Madrid (2007) a décrit une méthode d’utilisation de l’EMDR pour réparer les défaillances du lien mère-enfant. Cette méthode vise à remédier à l’incapacité de la mère à développer des sentiments normaux et instinctifs d’amour et de connexion avec le nourrisson, ce qui entraîne une mauvaise harmonisation et une incapacité à répondre de manière sensible aux signaux de l’enfant. L’absence de sentiments d’amour chez la mère se transmet à l’enfant qui se sent en danger et mal aimé. L’enfant présente ensuite des problèmes de comportement, ce qui accentue les sentiments négatifs de la mère. Madrid émet l’hypothèse que les événements qui séparent la mère de l’enfant, physiquement ou émotionnellement, au moment de la naissance, sont la cause initiale de l’échec de la création de liens affectifs ; ces événements peuvent être une maladie de la mère ou de l’enfant, un stress financier, un stress relationnel, ou une grossesse et/ou une naissance traumatisante (Klaus et al., 1972 ; Kennell & Klaus, 1998 ; Madrid & Pennington, 2000 ; Pennington, 1991). Madrid a évoqué un cas dans lequel la mère d’une fillette de cinq ans a déclaré ne ressentir que des émotions négatives concernant son expérience de mère. Les premières expériences négatives d’attachement (NBE) ont été identifiées, y compris une grossesse difficile, un accouchement très douloureux, et des complications médicales après l’accouchement. Le protocole EMDR standard a été utilisé pour désensibiliser et retraiter les NBE de la mère. La mère a ensuite été guidée pour visualiser une grossesse et un accouchement positifs, avec une stimulation bilatérale pour renforcer les émotions positives. Un complément d’EMDR a été utilisé lorsque la visualisation était « bloquée ». Lors des rendez-vous de suivi, le thérapeute a appliqué l’approche EMDR standard à trois temps en retraitant les déclencheurs actuels et en développant des modèles positifs pour l’avenir. La mère de l’étude de cas n’a signalé que des sentiments positifs envers sa fille lors des rendez-vous ultérieurs, et sa fille a fait preuve de plus de coopération et d’affection envers sa mère.
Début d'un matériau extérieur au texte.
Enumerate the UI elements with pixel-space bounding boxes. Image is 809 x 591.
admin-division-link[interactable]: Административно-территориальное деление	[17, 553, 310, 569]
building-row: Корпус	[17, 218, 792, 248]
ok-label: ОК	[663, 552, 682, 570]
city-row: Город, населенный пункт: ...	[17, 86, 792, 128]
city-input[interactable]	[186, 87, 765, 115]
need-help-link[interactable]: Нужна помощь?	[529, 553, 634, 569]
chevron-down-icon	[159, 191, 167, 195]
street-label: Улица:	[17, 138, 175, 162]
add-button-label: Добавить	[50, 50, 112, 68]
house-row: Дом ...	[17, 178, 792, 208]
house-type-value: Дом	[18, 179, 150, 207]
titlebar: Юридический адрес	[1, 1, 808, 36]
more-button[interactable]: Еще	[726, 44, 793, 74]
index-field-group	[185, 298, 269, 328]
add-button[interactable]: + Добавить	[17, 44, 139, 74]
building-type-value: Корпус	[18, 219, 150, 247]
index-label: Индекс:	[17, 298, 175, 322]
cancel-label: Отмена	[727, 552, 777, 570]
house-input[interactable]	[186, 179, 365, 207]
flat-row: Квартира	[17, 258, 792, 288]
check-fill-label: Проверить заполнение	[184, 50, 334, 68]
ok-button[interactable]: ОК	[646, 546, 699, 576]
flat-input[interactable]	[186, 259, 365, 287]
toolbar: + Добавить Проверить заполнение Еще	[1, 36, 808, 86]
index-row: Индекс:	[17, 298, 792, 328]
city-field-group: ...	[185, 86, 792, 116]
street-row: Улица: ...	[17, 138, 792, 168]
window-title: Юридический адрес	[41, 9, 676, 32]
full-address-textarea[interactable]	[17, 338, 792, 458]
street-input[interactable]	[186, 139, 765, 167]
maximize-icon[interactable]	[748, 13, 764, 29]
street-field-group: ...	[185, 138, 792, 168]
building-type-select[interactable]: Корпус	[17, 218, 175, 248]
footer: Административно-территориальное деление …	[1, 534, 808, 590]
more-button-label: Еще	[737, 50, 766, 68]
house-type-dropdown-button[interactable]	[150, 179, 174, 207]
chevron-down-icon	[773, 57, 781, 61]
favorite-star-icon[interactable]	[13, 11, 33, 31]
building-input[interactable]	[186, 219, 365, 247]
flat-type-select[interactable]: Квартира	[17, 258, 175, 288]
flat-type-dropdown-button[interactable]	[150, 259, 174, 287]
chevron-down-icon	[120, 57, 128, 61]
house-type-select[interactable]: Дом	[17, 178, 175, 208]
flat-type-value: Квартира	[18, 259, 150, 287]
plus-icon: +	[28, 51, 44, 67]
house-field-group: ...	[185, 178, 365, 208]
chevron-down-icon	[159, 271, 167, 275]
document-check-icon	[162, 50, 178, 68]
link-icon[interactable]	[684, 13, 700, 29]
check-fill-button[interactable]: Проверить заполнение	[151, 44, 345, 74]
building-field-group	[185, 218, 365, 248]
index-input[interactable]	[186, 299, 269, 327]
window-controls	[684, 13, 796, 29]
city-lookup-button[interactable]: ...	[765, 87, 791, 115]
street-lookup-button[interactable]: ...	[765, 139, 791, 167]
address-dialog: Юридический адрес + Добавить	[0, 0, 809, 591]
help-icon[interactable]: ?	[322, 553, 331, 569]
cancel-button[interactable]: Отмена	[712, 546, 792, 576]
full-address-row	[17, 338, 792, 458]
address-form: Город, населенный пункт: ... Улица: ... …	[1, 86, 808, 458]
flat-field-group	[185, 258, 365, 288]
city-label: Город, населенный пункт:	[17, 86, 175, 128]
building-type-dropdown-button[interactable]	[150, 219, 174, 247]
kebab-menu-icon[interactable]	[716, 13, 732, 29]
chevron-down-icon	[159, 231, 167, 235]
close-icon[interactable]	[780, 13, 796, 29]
Dans une autre application de l’EMDR, Moses (2007) a décrit une méthode dans laquelle l’EMDR était utilisée conjointement avec des couples pour créer une relation d’attachement plus saine. Au cours de l’anamnèse, le thérapeute aide le couple à identifier les problèmes et les schémas relationnels actuels, ainsi que les blessures d’attachement survenues au début de la vie. Avant d’introduire l’EMDR, le thérapeute évalue l’état de préparation de chaque personne à l’EMDR, détermine l’engagement de chaque personne dans la thérapie, et identifie si l’EMDR conjoint présente un risque quelconque pour l’une ou l’autre des personnes. Pendant chaque séance d’EMDR, l’un ou l’autre des partenaires devient le « partenaire de travail » et utilise l’EMDR pour retraiter un déclencheur de la relation actuelle ou un souvenir du passé lié aux croyances, schémas et réactions négatives du patient dans la relation actuelle. L’autre partenaire est invité à s’asseoir confortablement à proximité, en tant que témoin silencieux mais compatissant du travail, et à partager sa réaction émotionnelle par la suite. Les partenaires se soutiennent mutuellement à tour de rôle pendant l’EMDR. Après l’EMDR, le thérapeute aide le couple à approfondir sa compréhension de la manière dont chacun d’eux a été affecté par les événements de sa vie antérieure et fixe des limites concernant les discussions entre les séances. Deux cas ont été présentés par Moses, illustrant le changement de perceptions lors de l’utilisation de l’EMDR pour retraiter les blessures d’attachement subies au début de la vie. L’impact émotionnel draconien et l’approfondissement de l’empathie et de la sensibilité possible en étant témoin du travail du partenaire ont été soulignés.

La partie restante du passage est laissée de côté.